Of course, there are exceptions to every rule, even the skittish turkey description. Shank tells of a call to south St. Louis County where an exceptionally bold young male would chase children as they got off their school bus. He would advance and retreat, advance and retreat. “I saw it myself,” she says. She suspects this bird had been fed at somebody’s back door.

Turkey populations restored

Nowadays turkeys are more common in urban areas. Flocks have been seen in the city's Central West End, and a large number live in Calvary Cemetery. Today wild turkeys number 300,000 to 500,000 statewide, depending upon the season.

It was not always so. Even though the state ended turkey-hunting season in 1938, Missouri had only about 3,000 turkeys in remote Ozark woods by the 1950s. Hunters had over-harvested the birds. Destruction of habitat, as woods were burned or logged and turned into pasture, also contributed to the their low numbers.

The Department of Conservation decided to find out if habitat improvement could increase turkey numbers. Wild turkeys could be bred on farms, but then they did not have the survival skills to make it in the wild. The department bought an 11,000-acre tract, Peck Ranch, in the southern Ozarks and on that property it protected the birds and provided food and cover. From 1951 to 1957 the Peck Ranch turkey population increased from 9 to 100.

With 100 birds, it seemed feasible to try to restore wild turkeys to other parts of the state where they had once flourished. An ingenious trapping method was devised, and groups of turkeys with a ratio of two hens to each Tom could be distributed.

New habitats would need to be cultivated in the same manner as at Peck Ranch. The Conservation Department started an outreach program to persuade the people in a targeted area to do such things as leave some grain in the field, leave some cover and report poaching. Missourians responded enthusiastically. The current wild turkey numbers speak for the degree of enthusiasm.

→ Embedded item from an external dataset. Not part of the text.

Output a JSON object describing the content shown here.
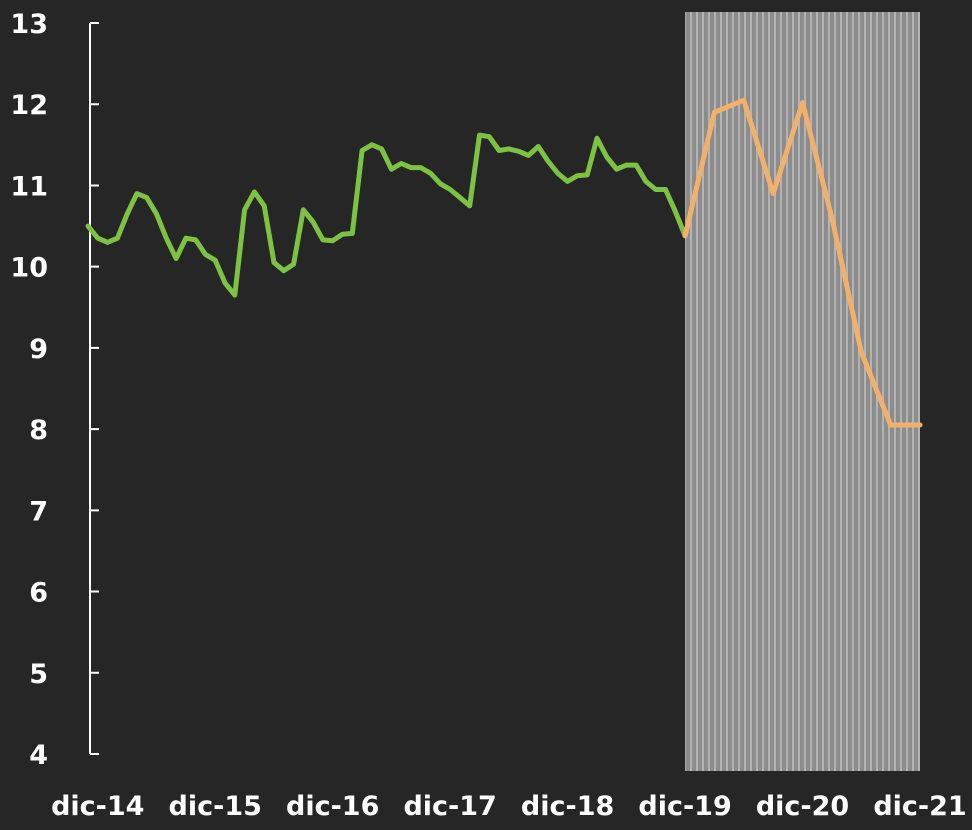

Hunting began again on a limited basis in 1960, stirring up renewed excitement about the wild turkey. Today there are both spring and autumn hunting seasons; each of Missouri’s 114 counties has areas where hunting is permitted.

Wildlife biologists once thought turkeys could thrive only in wooded areas, but research has shown they are generalists. They like acorns, but they also like beans, corn and other vegetable. Poults live mainly on insects. The ideal turkey habitat seems to be 50 percent woods and 50 percent open fields.

Citizens involved in wildlife restoration

The continuing efforts to restore habitats and animal populations owe a great deal to the value Missouri voters have placed on conservation.

In 1976 voters passed a 1/8 cent sales tax solely for conservation. The money been used to purchase new natural areas, for managing over a million acres of public land, for research, education and outreach. Private Land Services, a division of the Department of Conservation, works with landowners to to manage their property and meet wildlife habitat goals. Missouri is one of only three states to have such a dedicated tax. Arkansas and Minnesota are the others.

Isabelle, the Conservation Department scientist, says it’s likely he will have a wild turkey on his table at Thanksgiving. They are delicious, he says, although a bit different in flavor from domestic birds. Recipes for cooking a wild turkey can be found in the publication, Cooking Wild in Missouri.